Mackay: You gotta want success

Desire is a key ingredient to developing an idea or building a career.

For the Minnesota Star Tribune
May 22, 2022 at 7:00PM
The inventor of Dyson vacuum cleaners took 15 years to get it right. (Dyson via TNS/The Minnesota Star Tribune)

Once a young man asked a great sage about the secret to success, so the sage invited the young man to meet him at the river the next morning.

They walked hand-in-hand into the water up to their necks, where the sage dunked the young man and held his head underwater until he started to struggle.

When the young man surfaced, he took several deep breaths.

The sage asked him, "What did you desire most when you were underwater?"

"Air," the man replied.

And the sage said: "That's the secret to success. When you desire something as bad as you wanted air, you will get it. There is no other secret."

Nothing is more powerful than the power of desire. Napoleon Hill, one of my favorite authors, said: "Desire is the starting point of all achievement. Not a hope, not a wish, but a keen pulsating desire which transcends everything."

In his classic book "Think and Grow Rich," Hill provides a six-step formula that explains exactly how to achieve your desires. Here are the steps, along with my input.

1. Focus your attention on exactly what you want. With money, this means the exact amount of money you intend to bring into your life.

2. Determine exactly what you are prepared to offer in return for the thing you want.

3. Establish the exact date when you intend to have the thing you desire in your possession.

4. Develop a clear plan for manifesting your desire and put this plan into action immediately.

5. Create a clear statement that includes the exact amount of money or whatever it is you want, the time when you intend to have it, what you are giving in exchange and your time and action plan for making it happen.

6. Read this written statement out loud two times each day: as you go to bed in the evening and as you get up in the morning. And most importantly, act as if it is already yours when you read your statement. Visualize it, feel it and believe that you have already manifested the thing you desire.

Look up the word "desire" in your thesaurus and you'll find synonyms like covet, hunger, craving, longing, want and yearning. Not only must you know what you want, but you must really want what you want if you are to get what you want.

A coach or teacher can tell you what you need to do to accomplish something, but if the individual does not have a deep-down burning desire to achieve it, great success will not be attained. Desire must come from within. You either want it or you don't.
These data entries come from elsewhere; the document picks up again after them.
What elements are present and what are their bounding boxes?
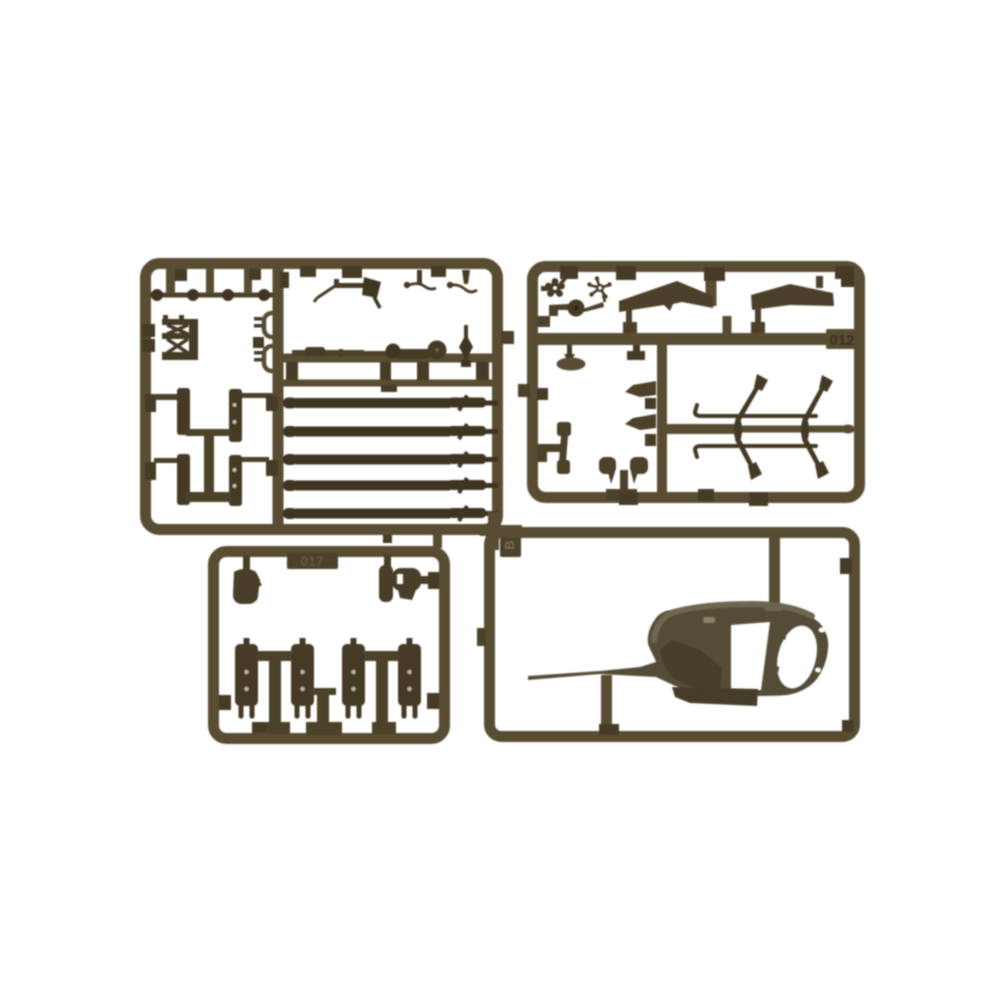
svg-text:012: 012 (829, 332, 854, 349)
svg-text:017: 017 (300, 553, 324, 569)
svg-text:B: B (502, 540, 517, 549)
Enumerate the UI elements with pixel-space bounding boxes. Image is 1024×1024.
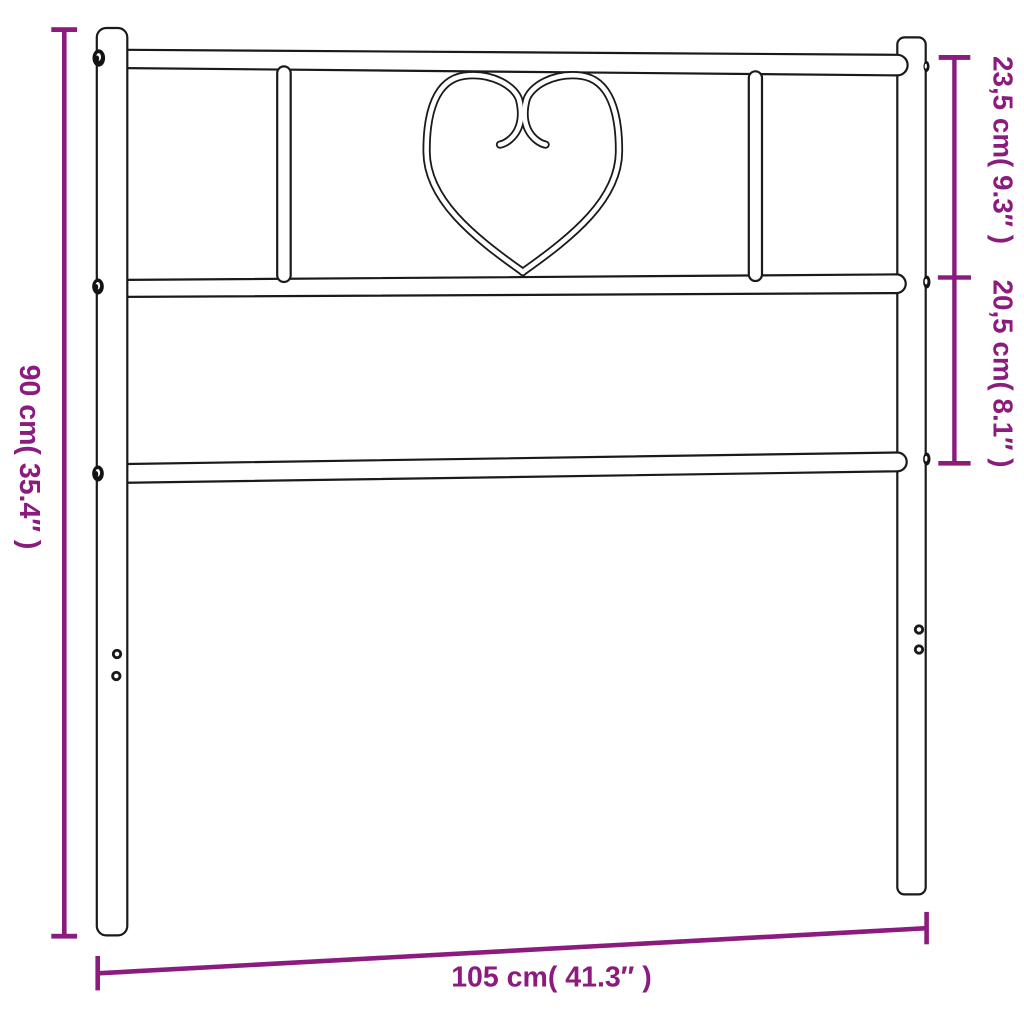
svg-text:105 cm( 41.3″ ): 105 cm( 41.3″ ) bbox=[451, 961, 652, 993]
svg-text:23,5 cm( 9.3″ ): 23,5 cm( 9.3″ ) bbox=[987, 56, 1018, 244]
svg-text:90 cm( 35.4″ ): 90 cm( 35.4″ ) bbox=[13, 365, 45, 550]
svg-text:20,5 cm( 8.1″ ): 20,5 cm( 8.1″ ) bbox=[987, 280, 1018, 468]
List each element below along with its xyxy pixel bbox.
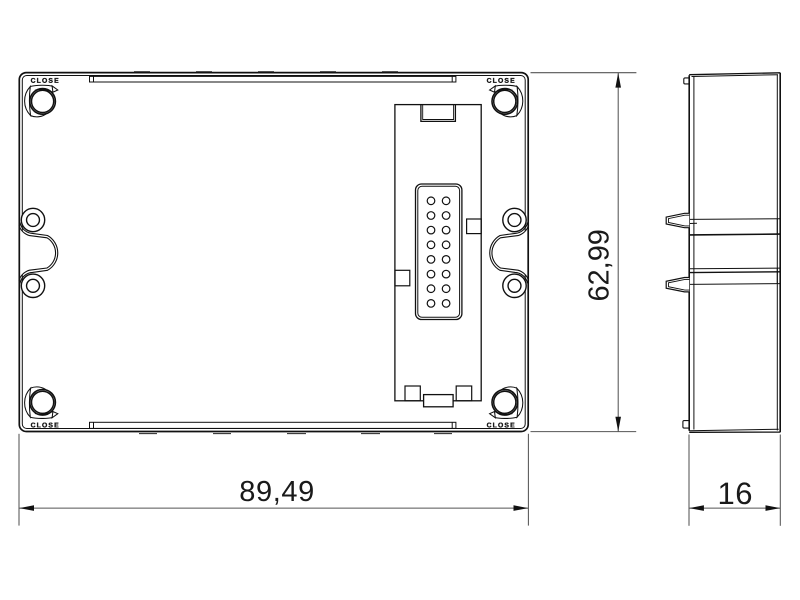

To lack desire means to lack a key ingredient to success. Many a talented individual failed because they lacked desire. Many victories have been snatched by the underdog because they wanted it more. So, if you desire intensely and you act upon it, then everything stands within your reach.

Your ultimate desire must be based on reason. You won't become the queen of England without the requisite family ties, or be the Super Bowl MVP when you can't read the playbook. Aspirations that are unrealistic get in the way of legitimate desires that are within your control.

Desire may start with a daydream, but it is so much more. The weeks, months or years of hard work may seem like a nightmare at times. Roadblocks and failures will test your mettle.

Desire could be Sir James Dyson's middle name. He failed more than 5,000 times over 15 years in developing a prototype for his bestselling bagless vacuum cleaner, while investing his entire savings. How many of us can claim that sort of dedication?

Viola Davis developed her love for acting in high school, but she didn't get her big break until 2008 at age 43 when she landed a role in the movie "Doubt," which garnered her first Oscar nomination, paving her way to success.

Stephen King's first book, "Carrie," was rejected 30 times, but he kept writing and now is regarded as one of the greatest living writers, with more than 60 novels to his credit.

Julia Child didn't have a strong desire for cooking until she was almost 40 and attended the world-famous Cordon Bleu cooking school. She worked tirelessly for nine years to get her first cookbook, "Mastering the Art of French Cooking," published.

These people didn't give up, because they all wanted something "as bad as air." My advice: Take a breath and jump right in.

Mackay's Moral: Desire is an inside job.